Il singolo “Scatolette” in uscita oggi e un tour per i locali italiani che partirà a fine mese dal New Age di Roncade: i Ministri sono tornati! Abbiamo parlato con Davide Autelitano – in arte Divi – cantante e bassista del trio milanese, che ci ha raccontato le sensazioni della band riguardo il ritorno sui palchi.

Ciao Divi, grazie di essere qui con noi su SpazioRock!

Ciao! Grazie a voi!

Nuova musica in uscita e un tour che sta finalmente per cominciare: cosa dobbiamo aspettarci da questo Numeri Tour?

Siamo felicissimi di tornare a suonare dal vivo e saranno concerti senza compromessi, totalmente rock e fatti per permettere alla gente di tornare nuovamente a stare vicina sotto ad un palco. Il pericoli più grandi ormai sono scemati, abbiamo riflettuto sul fatto di poter posticipare le date, ma la nostra decisione è ferma. Vogliamo suonare. Le ultime notizie dal mondo ancora non danno tregua ma a musica deve avere una funzione di alleggerimento ed evasione. Ripartiamo da questo.

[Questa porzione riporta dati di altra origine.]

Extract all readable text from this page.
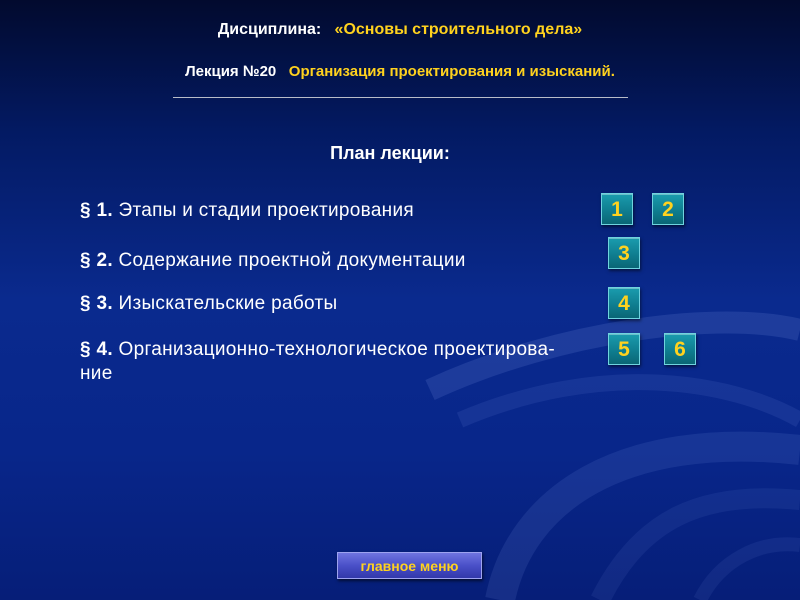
Дисциплина: «Основы строительного дела»
Лекция №20 Организация проектирования и изысканий.
План лекции:
§ 1. Этапы и стадии проектирования
§ 2. Содержание проектной документации
§ 3. Изыскательские работы
§ 4. Организационно-технологическое проектирова-ние
1	2
3
4
5	6
главное меню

Scorrendo il calendario delle date si può notare come siano stati scelti tutti club di dimensioni contenute. A cosa è dovuta la scelta?

Non è un tour promozionale, ma lo abbiamo voluto fortemente vicino alle realtà più “piccole” per fare le cose partendo da un punto genuino. Una scelta che certamente stata anche politica: vedendo quei locali, che sono state le nostre Chiese, in situazioni drammatiche è estremamente simbolico tornarci per farli rivivere appieno.

Un ritorno alle origini che in molti hanno riscontrato anche nelle ultime produzioni musicali.

Abbiamo il cuore in pace riguardo a quello che la gente vorrebbe o non vorrebbe che fossimo. Noi facciamo la nostra musica, la musica dei Ministri e vogliamo tenere la barra dritta. Vogliamo essere liberi di ribadire alcune scelte che, forse per alcuni ed anche per noi, sono state contestabili: chi se ne frega.

Scelte indipendenti che forse un giovane artista ora non farebbe?

La nuova generazione di artisti ha un modo molto diverso di approcciarsi alla musica. Vivono in un contesto più solitario. L’home recording ha reso la figura del musicista molto più eremitica, anche se con una visione d’insieme che forse noi in gioventù non avevamo. Quel che è sicuro è che sia diverso, non migliore o peggiore: diverso. Noi vivevamo la sala prove come un centro di socialità, che si frequentava anche se non si doveva suonarci quella sera. Focalizzati sul nostro strumento e sul dover condividere i nostri progressi con i compagni di band. Ecco, forse c’era più pancia nel condividere tutto questo, ora la solitudine di un giovane musicista lo porta più spesso a doversi affidare a delle guide che cercano più il successo economico che quello artistico. Va così, senza alcuna intenzione di vedere delle ostilità tra la nostra e la loro generazione.

Il tempo passa e le generazioni prendono ognuna il proprio posto…

Certamente, noi ormai ci rendiamo conto di essere dei dinosauri! (ride, ndr) Ma ci sono ancora tante band che hanno voglia di spaccare il palco assieme. Non vediamo l’ora di sentire i gruppi emergenti che apriranno le date del nostro tour: sono la nostra porta per il locale ed il luogo in cui ci troviamo. I nostri nuovi lavori parlano di musica in crisi e vogliamo, anzi, dobbiamo fare qualcosa noi per primi per aiutarla. Per le band in apertura può essere un importante possibilità quella di fare da spalla ad un concerto dei Ministri, come per noi è un’opportunità conoscere la gente che quotidianamente vive quei luoghi e attira tante nuove facce verso i nostri spettacoli.

Il mondo dei live ha bisogno di tornare a condividere sensazioni sia sopra che sotto il palco. Come sarà il pubblico di questo Numeri Tour?

Un concerto ha sempre due metà che lavorano all’unisono per un risultato finale. Una metà siamo noi sul palco a suonare le nostre canzoni, l’altra metà di uguale importanza è formata dalla gente che canta con noi e che vive la foga che un live deve avere. Fare concerti è una festa, ma una festa da soli che divertimento sarebbe?